Kellogg Retirement Plan Saddled with Excessive Recordkeeping Fees, Class Action Claims
by Erin Shaak
Fleming v. Kellogg Company et al.
Filed: June 28, 2022 ◆§ 1:22-cv-00593
A proposed class action alleges Kellogg Company has caused participants in its 401(k) plan to pay excessive recordkeeping fees since at least 2016.
A proposed class action alleges Kellogg Company has caused participants in its 401(k) plan to pay excessive recordkeeping fees since at least 2016.
According to the 43-page suit, Kellogg Company, its board of directors and two committees that help manage the company’s defined contribution pension plan have failed to act as prudent fiduciaries with regard to the plan’s recordkeeping fees and managed account services. As a result, the case says, plan participants have lost millions in retirement savings that instead went to “high-cost recordkeepers” Transamerica Retirement Solutions and Fidelity Investments.
Per the lawsuit, Kellogg, who employs more than 31,000 people worldwide, has violated the federal Employee Retirement Income Security Act (ERISA) by failing to act as a prudent fiduciary of its employee 401(k) plan.
The case relays that the Kellogg Company Savings and Investment Plan, with nearly 12,250 participants and over $1.9 billion in assets in 2020, qualifies as a mega plan whose size should have given Kellogg the bargaining power necessary to negotiate relatively low fees for recordkeeping and managed account services.
According to the suit, however, the company has “unreasonably” failed to leverage the plan’s size to lower fees and has instead allowed plan participants to be charged excessive amounts that “cannot be contextually justified.”
The case says that although comparable 401(k) plans with a similar number of participants and amount of assets paid an annual average of $35 per participant for recordkeeping fees between 2016 and 2020, the Kellogg 401(k) plan paid roughly $137 per participant per year for the same services in that timeframe.
Similarly, the plan paid annual fees for managed account services that were well above the fees offered by other providers whose services are “virtually identical” to those provided to plan participants, the lawsuit argues.
The only way to determine what is a reasonable amount of fees for recordkeeping and managed account services is to periodically solicit bids for those services and “stay[] abreast of the market rates,” the lawsuit asserts. Kellogg, the suit says, failed to do so even though the process of soliciting competitive quotes is not “cumbersome or expensive.”

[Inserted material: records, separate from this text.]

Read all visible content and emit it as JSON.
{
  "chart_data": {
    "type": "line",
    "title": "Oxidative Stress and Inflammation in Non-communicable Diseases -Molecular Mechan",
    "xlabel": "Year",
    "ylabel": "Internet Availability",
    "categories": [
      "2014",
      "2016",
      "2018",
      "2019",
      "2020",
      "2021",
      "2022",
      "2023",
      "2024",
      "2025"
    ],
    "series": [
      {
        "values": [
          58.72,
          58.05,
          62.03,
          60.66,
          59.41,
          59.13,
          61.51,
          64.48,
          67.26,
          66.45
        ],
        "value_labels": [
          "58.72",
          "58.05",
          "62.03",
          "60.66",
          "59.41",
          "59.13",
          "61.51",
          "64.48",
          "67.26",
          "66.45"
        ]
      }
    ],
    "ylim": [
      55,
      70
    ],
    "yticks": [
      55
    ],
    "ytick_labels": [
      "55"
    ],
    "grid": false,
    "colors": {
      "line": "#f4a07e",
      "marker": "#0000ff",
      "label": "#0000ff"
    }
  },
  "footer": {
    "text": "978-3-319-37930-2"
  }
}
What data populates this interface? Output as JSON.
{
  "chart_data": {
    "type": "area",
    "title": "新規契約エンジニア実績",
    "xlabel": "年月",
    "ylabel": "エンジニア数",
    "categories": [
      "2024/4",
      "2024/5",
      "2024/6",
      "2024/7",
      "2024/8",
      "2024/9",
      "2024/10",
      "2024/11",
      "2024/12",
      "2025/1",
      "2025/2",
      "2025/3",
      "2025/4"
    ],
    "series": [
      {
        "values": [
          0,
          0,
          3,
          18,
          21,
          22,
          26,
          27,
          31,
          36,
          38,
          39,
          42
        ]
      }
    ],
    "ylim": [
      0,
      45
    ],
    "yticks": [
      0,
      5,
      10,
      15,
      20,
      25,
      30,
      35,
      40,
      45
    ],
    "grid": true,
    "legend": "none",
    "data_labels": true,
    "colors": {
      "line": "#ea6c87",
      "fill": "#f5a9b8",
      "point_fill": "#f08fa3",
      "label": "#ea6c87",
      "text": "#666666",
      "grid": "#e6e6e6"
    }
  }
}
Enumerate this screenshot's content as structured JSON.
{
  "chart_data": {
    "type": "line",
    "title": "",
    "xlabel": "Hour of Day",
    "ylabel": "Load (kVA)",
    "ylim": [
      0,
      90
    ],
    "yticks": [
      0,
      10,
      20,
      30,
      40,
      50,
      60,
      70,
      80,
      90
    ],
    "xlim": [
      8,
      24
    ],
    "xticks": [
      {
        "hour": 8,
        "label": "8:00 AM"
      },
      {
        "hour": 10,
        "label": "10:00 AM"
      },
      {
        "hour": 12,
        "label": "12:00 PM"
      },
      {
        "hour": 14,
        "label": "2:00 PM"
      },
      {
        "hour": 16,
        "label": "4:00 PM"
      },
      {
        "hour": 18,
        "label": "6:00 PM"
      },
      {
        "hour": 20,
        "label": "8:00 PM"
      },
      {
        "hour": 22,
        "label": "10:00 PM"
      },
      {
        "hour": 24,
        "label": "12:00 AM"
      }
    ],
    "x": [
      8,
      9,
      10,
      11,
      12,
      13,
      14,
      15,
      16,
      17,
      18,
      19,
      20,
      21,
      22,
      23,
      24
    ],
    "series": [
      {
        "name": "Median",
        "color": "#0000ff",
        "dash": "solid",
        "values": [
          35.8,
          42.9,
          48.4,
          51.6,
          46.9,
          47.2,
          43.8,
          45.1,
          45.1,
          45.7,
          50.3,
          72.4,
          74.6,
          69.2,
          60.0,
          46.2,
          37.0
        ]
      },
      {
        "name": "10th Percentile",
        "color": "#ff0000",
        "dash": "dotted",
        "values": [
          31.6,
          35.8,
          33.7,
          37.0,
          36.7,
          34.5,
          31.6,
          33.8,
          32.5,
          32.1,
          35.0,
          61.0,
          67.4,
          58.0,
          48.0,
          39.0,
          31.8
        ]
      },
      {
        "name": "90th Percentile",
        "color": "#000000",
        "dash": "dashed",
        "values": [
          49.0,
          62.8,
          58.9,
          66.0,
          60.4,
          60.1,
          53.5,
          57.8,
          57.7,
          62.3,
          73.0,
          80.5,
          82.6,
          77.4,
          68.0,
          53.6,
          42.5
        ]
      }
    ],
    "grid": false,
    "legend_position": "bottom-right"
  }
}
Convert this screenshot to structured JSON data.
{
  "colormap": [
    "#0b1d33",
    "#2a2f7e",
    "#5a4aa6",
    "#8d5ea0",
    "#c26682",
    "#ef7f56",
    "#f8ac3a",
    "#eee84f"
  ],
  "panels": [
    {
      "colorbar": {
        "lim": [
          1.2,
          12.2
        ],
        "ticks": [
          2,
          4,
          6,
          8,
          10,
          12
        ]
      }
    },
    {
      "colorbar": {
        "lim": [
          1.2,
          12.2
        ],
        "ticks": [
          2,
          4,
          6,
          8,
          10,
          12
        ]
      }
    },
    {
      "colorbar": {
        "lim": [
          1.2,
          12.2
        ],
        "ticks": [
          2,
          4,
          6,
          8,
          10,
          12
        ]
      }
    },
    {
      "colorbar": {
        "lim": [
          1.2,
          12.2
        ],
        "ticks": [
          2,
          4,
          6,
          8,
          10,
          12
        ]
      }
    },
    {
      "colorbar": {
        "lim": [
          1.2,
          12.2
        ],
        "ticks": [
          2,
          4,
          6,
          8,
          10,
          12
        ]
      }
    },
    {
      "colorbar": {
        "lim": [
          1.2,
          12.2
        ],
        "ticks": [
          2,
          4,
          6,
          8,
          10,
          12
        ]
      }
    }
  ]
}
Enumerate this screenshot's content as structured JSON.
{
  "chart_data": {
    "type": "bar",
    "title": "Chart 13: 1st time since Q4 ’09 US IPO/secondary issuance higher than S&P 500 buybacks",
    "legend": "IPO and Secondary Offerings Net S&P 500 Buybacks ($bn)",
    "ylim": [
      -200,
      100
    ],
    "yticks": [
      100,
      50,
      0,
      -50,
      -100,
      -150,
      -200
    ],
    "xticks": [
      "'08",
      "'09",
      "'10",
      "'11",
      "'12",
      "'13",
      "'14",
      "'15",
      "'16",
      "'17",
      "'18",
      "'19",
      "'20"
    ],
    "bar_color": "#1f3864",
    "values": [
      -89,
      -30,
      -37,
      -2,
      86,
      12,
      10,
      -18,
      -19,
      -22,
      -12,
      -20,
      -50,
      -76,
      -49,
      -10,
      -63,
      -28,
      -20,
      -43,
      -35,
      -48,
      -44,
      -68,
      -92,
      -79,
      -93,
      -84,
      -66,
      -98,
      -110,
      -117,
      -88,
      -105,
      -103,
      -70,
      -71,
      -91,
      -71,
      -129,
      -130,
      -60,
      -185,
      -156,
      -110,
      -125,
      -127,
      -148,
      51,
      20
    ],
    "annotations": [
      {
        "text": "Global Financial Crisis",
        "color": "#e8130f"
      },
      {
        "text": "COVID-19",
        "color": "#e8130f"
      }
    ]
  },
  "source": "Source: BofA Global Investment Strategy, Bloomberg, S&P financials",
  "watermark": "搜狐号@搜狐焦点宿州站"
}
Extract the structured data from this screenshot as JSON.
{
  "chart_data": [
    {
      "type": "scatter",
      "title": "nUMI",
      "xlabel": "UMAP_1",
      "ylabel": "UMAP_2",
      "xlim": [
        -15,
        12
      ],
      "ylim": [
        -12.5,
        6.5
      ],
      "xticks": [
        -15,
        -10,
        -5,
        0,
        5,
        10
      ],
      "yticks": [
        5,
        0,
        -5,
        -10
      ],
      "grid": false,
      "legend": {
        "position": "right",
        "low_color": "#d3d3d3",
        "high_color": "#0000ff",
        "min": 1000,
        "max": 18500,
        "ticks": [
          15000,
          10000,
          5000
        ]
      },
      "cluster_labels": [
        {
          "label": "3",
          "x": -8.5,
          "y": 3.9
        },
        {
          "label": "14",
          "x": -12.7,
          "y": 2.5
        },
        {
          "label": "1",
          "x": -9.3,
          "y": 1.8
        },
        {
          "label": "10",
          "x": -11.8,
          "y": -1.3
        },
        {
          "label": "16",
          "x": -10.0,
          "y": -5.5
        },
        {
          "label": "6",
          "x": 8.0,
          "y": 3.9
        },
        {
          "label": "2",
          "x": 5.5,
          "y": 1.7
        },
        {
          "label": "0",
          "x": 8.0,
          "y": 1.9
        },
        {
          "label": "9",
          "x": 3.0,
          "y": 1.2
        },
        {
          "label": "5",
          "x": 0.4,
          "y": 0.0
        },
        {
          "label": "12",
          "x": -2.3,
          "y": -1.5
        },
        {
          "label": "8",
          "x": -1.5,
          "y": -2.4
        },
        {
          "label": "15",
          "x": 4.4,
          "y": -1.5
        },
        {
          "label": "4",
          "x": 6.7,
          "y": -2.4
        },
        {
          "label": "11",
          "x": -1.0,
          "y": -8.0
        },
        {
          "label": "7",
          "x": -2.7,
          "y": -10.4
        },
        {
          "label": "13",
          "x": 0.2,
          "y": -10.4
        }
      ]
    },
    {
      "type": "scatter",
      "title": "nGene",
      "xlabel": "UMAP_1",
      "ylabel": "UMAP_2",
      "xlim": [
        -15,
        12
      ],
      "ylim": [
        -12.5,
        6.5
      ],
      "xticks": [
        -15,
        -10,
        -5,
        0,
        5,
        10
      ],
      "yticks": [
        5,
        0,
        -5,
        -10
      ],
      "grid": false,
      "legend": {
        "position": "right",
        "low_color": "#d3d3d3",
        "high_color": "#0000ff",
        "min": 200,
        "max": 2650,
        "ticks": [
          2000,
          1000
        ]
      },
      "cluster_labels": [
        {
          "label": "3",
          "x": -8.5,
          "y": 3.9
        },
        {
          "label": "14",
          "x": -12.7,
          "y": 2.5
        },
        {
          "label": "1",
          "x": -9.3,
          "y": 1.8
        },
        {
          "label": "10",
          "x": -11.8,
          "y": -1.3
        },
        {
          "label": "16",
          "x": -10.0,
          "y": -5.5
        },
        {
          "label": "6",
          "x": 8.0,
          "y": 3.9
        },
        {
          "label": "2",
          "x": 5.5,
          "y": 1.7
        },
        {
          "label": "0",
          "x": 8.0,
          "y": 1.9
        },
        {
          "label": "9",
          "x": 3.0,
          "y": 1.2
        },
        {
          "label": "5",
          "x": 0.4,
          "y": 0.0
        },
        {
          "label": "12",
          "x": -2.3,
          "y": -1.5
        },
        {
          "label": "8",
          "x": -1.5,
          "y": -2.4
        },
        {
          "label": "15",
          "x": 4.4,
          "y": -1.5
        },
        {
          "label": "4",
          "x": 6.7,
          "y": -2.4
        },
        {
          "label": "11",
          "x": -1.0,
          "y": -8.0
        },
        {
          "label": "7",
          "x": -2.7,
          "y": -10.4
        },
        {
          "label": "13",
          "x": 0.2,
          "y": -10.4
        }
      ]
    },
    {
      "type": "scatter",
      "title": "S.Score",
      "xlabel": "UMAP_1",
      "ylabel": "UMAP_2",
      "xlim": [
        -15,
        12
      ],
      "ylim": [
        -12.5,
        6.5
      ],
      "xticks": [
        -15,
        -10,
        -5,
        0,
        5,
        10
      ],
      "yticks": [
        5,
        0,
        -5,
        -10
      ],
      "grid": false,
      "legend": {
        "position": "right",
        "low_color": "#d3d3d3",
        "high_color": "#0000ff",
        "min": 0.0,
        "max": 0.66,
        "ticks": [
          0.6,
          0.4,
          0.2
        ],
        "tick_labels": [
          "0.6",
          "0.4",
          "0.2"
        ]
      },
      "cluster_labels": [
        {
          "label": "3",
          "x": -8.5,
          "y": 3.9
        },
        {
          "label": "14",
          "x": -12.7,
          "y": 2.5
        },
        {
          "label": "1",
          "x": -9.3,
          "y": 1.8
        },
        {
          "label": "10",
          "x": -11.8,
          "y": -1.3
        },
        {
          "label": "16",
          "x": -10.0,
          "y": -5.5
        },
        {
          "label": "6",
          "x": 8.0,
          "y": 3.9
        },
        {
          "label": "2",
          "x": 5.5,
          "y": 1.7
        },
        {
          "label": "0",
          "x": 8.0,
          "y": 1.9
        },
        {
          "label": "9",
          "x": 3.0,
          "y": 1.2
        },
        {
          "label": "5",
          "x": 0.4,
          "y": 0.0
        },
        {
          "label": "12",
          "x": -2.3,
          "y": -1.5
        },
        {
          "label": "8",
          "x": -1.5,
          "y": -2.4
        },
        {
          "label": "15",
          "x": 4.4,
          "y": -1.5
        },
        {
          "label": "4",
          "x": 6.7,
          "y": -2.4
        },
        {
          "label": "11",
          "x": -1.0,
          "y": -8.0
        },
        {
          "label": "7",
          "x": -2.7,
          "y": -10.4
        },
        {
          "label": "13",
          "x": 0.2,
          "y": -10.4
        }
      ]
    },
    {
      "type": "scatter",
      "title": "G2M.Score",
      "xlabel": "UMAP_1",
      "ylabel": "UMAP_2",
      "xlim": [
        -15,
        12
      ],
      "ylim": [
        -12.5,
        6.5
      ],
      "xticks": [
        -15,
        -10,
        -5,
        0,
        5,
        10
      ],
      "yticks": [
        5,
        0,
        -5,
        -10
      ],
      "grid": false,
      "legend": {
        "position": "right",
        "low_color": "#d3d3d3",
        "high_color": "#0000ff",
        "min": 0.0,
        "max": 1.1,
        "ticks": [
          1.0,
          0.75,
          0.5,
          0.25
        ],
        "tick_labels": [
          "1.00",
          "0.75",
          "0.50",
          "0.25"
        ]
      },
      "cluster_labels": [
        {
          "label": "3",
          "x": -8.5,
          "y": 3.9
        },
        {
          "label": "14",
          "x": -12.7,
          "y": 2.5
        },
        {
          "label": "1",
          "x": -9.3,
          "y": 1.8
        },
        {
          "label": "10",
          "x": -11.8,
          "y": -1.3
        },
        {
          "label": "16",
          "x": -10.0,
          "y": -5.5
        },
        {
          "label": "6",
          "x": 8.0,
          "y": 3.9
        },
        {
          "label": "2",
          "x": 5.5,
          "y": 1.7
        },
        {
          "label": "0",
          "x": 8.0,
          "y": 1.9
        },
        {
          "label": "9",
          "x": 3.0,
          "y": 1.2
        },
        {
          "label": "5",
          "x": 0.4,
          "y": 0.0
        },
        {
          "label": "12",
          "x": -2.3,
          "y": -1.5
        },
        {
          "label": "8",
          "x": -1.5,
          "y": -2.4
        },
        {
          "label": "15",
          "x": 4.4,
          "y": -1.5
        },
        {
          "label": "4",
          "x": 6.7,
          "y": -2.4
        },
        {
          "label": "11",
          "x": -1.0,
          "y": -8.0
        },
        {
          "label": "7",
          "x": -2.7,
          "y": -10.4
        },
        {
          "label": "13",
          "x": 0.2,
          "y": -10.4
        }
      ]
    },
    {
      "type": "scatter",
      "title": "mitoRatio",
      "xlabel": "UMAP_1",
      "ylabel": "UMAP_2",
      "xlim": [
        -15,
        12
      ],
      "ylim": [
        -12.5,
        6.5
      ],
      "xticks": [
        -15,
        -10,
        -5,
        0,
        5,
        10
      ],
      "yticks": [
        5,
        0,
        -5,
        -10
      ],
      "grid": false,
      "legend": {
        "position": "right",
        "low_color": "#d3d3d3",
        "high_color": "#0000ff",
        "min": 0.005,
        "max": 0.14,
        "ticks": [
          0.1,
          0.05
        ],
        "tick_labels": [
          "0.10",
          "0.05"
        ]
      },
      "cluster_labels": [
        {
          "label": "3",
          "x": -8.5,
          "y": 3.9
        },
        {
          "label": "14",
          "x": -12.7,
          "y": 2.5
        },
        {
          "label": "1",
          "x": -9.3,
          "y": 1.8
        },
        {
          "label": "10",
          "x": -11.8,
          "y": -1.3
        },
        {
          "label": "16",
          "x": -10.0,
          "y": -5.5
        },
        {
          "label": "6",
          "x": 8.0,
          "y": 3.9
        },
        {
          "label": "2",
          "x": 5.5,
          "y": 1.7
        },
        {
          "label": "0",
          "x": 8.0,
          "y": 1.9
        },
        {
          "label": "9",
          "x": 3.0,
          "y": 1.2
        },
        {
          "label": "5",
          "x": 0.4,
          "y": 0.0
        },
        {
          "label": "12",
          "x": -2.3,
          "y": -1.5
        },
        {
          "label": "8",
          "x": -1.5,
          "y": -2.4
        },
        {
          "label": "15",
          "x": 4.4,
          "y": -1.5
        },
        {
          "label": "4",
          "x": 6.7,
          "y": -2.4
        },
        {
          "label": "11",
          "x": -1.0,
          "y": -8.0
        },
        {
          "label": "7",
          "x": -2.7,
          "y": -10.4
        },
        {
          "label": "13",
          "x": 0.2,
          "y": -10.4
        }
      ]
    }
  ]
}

The suit contends that a prudent plan fiduciary would never have agreed to pay the excessive amounts of fees paid by the Kellogg plan during the relevant timeframe.
The plaintiff, who worked as an accountant for Kellogg from 2006 to August 2019, claims Kellogg’s failure to act as a prudent fiduciary has cost plan participants more than $9,949,786 in excessive recordkeeping fees between 2016 and 2020.
The lawsuit looks to represent all participants in and beneficiaries of the Kellogg Company Savings and Investment Plan from June 28, 2016 through the date of judgment in the case.